You wanna see my workout? he asked the ballplayer. You can tell me if it’s good.

He was told: That’s okay, hoss. Another time.

25

H
E TOOK A DRINK
from a flask of Bacardi Scorched Cherry and watched an execution on his laptop. A man’s body tensed while his killer sawed at his neck. Two men kneeled on him. The audio was bad, and Skinner turned the volume up. That sound was him protesting. The clock was running. The film advanced. The man had become inanimate in the last thirty seconds. Now they lifted up the head, separating it from the corpse.

Skinner took another drink from his bottle. The audio was bad because there was sand in his laptop. His hearing was sixty percent in his strong-side ear, the side he held his weapon on. Battlefield dirt got in your body through the lungs and through wounds.

He watched IEDs detonating, the explosion blotting out the vehicle, the men, the road, then the brown cloud rolling down and spreading out, and you could see the vehicle at an angle. He watched guys who got hit by a sniper, getting punched down. He watched a wounded fighter lying in the dirt. The ground was smeared with a wide red swath of blood. The fighter lifted his AK-47 and the good guys shot him. The sparks went through his body at angles: through his shoulder, chest. Now he lay unmoving. He watched his guys shooting from a rooftop, ten minutes of jumping footage showing three or four guys, the M60 shaking in bursts, the guys talking, pointing over there, the M60 being turned, the casings falling out like dry feces, set to death metal.

He listened to cock rock, thrash metal, big rock ballads, country and western—the numbers they used to play in battle. He turned the decibels all the way up, and it still felt as if he couldn’t hear it. And it wasn’t because he was deaf, it was because nothing sounded like anything after battle.

In his mind, he knew that she was special. He could picture her lying on his bed with the poncholiner winding between her legs and across her bare hip like a green snake and her phoenix eyes on him, a combat fantasy. She was what he had ached for when he had been
over there. When he had believed he was going to die, the idea of never having a woman to love him had summed up all his pain.

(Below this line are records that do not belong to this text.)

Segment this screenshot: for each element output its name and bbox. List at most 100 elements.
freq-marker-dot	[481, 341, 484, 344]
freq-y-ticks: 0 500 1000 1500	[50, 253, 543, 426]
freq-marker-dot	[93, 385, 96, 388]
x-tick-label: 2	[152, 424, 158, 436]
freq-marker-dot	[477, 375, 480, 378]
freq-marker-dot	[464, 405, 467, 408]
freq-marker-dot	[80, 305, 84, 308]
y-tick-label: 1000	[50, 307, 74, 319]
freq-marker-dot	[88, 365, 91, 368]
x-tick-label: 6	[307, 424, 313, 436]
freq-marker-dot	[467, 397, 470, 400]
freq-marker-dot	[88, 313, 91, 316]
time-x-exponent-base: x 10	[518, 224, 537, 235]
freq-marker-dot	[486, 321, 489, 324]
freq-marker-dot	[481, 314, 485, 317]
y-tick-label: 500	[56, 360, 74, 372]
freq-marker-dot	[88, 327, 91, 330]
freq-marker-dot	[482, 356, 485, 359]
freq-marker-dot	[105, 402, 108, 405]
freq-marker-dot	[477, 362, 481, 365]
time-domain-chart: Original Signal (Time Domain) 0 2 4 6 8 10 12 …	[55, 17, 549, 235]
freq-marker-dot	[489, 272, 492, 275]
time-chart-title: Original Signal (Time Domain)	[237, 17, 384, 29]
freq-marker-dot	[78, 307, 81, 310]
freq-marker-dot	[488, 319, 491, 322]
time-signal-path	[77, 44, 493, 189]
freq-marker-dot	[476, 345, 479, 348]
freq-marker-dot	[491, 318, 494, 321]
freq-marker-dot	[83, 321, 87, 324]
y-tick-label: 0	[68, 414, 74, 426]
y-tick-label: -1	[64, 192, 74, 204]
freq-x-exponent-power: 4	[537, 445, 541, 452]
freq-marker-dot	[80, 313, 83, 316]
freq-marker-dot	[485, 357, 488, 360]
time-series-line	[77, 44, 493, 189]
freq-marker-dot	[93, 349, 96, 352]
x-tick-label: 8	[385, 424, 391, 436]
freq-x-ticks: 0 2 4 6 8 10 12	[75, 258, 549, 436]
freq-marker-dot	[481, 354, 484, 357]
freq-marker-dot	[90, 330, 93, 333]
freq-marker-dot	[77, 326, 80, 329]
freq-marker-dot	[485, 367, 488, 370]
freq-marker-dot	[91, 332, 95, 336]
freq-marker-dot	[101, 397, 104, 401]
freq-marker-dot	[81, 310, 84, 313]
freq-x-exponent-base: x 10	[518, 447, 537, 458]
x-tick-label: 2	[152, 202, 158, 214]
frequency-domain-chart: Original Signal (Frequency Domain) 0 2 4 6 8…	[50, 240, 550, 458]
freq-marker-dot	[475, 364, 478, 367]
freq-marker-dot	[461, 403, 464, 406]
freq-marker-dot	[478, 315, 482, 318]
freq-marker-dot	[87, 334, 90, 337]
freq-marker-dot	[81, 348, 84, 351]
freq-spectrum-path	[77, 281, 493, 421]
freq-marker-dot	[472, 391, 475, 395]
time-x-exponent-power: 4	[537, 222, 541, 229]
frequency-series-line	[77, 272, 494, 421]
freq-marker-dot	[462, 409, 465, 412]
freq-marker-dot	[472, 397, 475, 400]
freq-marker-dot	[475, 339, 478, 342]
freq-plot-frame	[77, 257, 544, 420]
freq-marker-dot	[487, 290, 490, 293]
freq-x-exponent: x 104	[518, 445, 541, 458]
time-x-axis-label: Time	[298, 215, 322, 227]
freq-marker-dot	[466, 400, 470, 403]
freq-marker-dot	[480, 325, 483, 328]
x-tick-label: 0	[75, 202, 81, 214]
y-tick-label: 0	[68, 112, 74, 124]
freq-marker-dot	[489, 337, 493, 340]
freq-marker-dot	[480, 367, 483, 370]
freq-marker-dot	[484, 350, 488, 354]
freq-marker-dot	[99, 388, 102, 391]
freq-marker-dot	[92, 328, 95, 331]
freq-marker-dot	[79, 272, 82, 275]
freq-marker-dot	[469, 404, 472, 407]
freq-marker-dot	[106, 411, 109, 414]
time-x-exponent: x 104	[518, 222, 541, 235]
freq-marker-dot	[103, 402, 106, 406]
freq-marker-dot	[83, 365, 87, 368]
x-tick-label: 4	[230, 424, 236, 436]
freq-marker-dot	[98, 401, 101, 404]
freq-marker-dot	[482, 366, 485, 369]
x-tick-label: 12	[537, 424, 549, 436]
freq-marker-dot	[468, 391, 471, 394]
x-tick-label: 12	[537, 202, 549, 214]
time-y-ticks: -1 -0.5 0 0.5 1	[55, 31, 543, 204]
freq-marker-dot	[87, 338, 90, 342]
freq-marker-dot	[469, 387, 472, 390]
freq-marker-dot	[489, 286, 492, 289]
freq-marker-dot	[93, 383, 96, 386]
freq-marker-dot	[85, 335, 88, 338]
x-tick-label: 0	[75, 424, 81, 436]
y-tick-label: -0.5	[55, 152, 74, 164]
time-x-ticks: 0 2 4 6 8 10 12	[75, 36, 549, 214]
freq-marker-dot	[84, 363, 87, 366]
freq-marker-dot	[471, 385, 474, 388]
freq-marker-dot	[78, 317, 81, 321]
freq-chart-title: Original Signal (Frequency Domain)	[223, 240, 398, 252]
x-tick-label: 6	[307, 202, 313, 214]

Now, as he sat there with the flask empty on the linoleum at his feet, he checked himself and found his ache was missing. The world was dull or annoying to him, and she was just like any other female, he felt: she had certain functions. And he had seen those functions turned inside out by high explosives, he knew what was inside people, and there was nothing there. It was gross. It was boring. It was sickening and that was all.

The loss of this feeling horrified him. It was yet another thing that didn’t work on him.